GREENWOOD VILLAGE, Colo. — Today, Colorado Hospital Association (CHA) and its partners released six specialty specific opioid prescribing guidelines in their latest effort to combat the opioid epidemic from within hospitals. These guidelines are the product of the two-year Colorado’s Opioid Solution: Clinicians United to Resolve the Epidemic (CO’s CURE) initiative, which is co-sponsored by the Colorado Medical Society and the Colorado Consortium for Prescription Drug Abuse Prevention.

“We could not be prouder of these prescribing guidelines,” said Darlene Tad-y, MD, CHA vice president of clinical affairs and practicing hospitalist at University of Colorado Hospital. “CO’s CURE represents a new and innovative partnership between providers of many different specialties and hospitals across the state – one that we believe will improve care in the many locations where we treat patients.”

These clinical guidelines were developed in partnership with their corresponding specialty societies and represent one of the largest coordinated efforts to reduce opioid prescribing in the nation. These societies include:

  • The Colorado Chapter of the American College of Emergency Physicians
  • The Colorado Chapter of the American College of Surgeons and Colorado Society of Anesthesiology
  • The Colorado Dental Association
  • The Colorado Pharmacists Society
  • The Rocky Mountain Academy of Occupational and Environmental Medicine
  • The Rocky Mountain Chapter of the Society of Hospital Medicine

These guidelines are available on the CHA website here. CO’s CURE will also include guidelines developed by the Colorado Section of the American College of Obstetricians and Gynecologists, which will be released in early 2021. Seven other specialty societies supported CO’s CURE through clinical subject matter expertise.

“We have emphasized that everyone has to work together in order to reverse the opioid epidemic,” said Colorado Medical Society President Sami Diab, MD. “The leadership demonstrated by this initiative and these specialty societies is a shining example of that collaboration. It is focused on patients and will help to guide quality, evidence-based treatment of pain moving forward.”

Each of these guidelines are tailored to the nuances of each specialty, but center around the same four pillars: limiting opioid use, using alternatives to opioids (ALTOs) for the treatment of pain, implementing harm reduction strategies and improving the treatment and referral of patients with Opioid Use Disorder.

“We are excited and inspired by the collaboration of so many medical specialty societies and organizations in Colorado to come together to reverse the opioid epidemic in a collaborative way, with a clear and shared vision,” said Robert Valuck, Executive Director of the Colorado Consortium for Prescription Drug Abuse Prevention. “By focusing on the same four key pillars, the CO’s CURE guidelines will deliver cohesive action and improved pain management and outcomes for all Coloradans.”

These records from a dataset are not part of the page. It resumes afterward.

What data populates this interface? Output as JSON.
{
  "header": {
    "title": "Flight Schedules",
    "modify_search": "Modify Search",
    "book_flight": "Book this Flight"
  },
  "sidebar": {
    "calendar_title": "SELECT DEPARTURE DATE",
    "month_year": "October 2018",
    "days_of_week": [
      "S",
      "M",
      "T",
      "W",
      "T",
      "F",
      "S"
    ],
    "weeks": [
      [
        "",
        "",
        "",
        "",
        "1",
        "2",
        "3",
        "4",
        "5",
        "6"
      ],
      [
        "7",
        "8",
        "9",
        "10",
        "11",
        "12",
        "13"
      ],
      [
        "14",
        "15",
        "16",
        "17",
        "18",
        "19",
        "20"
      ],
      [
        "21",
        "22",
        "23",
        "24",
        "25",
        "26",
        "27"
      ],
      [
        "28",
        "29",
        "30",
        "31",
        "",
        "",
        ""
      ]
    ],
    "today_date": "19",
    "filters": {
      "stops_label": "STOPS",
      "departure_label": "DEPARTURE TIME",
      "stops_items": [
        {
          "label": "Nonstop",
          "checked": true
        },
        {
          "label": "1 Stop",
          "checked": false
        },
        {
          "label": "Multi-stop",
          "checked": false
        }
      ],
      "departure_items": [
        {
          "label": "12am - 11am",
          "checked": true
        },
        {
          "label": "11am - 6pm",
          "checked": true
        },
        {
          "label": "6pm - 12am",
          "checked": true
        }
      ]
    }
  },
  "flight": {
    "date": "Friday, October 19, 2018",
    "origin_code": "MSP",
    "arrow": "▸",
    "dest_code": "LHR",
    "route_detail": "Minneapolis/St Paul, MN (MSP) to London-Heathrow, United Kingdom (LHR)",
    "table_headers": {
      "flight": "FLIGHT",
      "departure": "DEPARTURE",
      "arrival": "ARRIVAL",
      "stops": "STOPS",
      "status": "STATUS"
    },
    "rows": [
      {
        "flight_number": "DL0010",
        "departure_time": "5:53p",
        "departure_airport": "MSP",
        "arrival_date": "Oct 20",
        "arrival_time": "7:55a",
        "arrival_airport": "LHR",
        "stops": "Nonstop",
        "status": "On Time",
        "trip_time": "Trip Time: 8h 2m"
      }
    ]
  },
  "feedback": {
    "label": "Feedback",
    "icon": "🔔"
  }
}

CO’s CURE is built on the success of the Colorado ALTO Project and the 2017 Colorado Opioid Safety Pilot, a study of ALTOs conducted in 10 hospital emergency departments. This pilot resulted in an average 36% reduction in the administration of opioids and a 31.4% increase in the administration of ALTOs. In an effort to bring ALTO principles to other patient care settings, CHA piloted the Rocky Mountain Chapter of the Society of Hospital Medicine’s guidelines in 10 hospitals across the state. Again, the effort saw a reduction in opioid administrations and an increase in ALTOs.
The CO’s CURE initiative was made possible by State Opioid Response federal grant funding administered by the Colorado Department of Human Services, Office of Behavioral Health.

About Colorado Hospital Association

Colorado Hospital Association (CHA) is the leading voice of Colorado’s hospital and health system community. Representing more than 100 member hospitals and health systems throughout the state, CHA serves as a trusted, credible and reliable resource on health issues, hospital data and trends for its members, media, policymakers and the general public. Through CHA, Colorado’s hospitals and health systems work together in their shared commitment to improve health and health care in Colorado. Learn more at

About Colorado Medical Society

The Colorado Medical Society champions health care issues that improve patient care, promote physician professional satisfaction and create healthier communities in Colorado. To learn more about CMS, visit

About Colorado Consortium for Prescription Drug Abuse Prevention

The Consortium for Prescription Drug Abuse Prevention coordinates Colorado’s response to the crisis of misuse of prescription medications, such as opioids, stimulants, and sedatives. Since its inception in 2013, the Consortium has engaged stakeholders across various disciplines to help foster policies, programs, and partnerships to improve the quality of patient care in Colorado.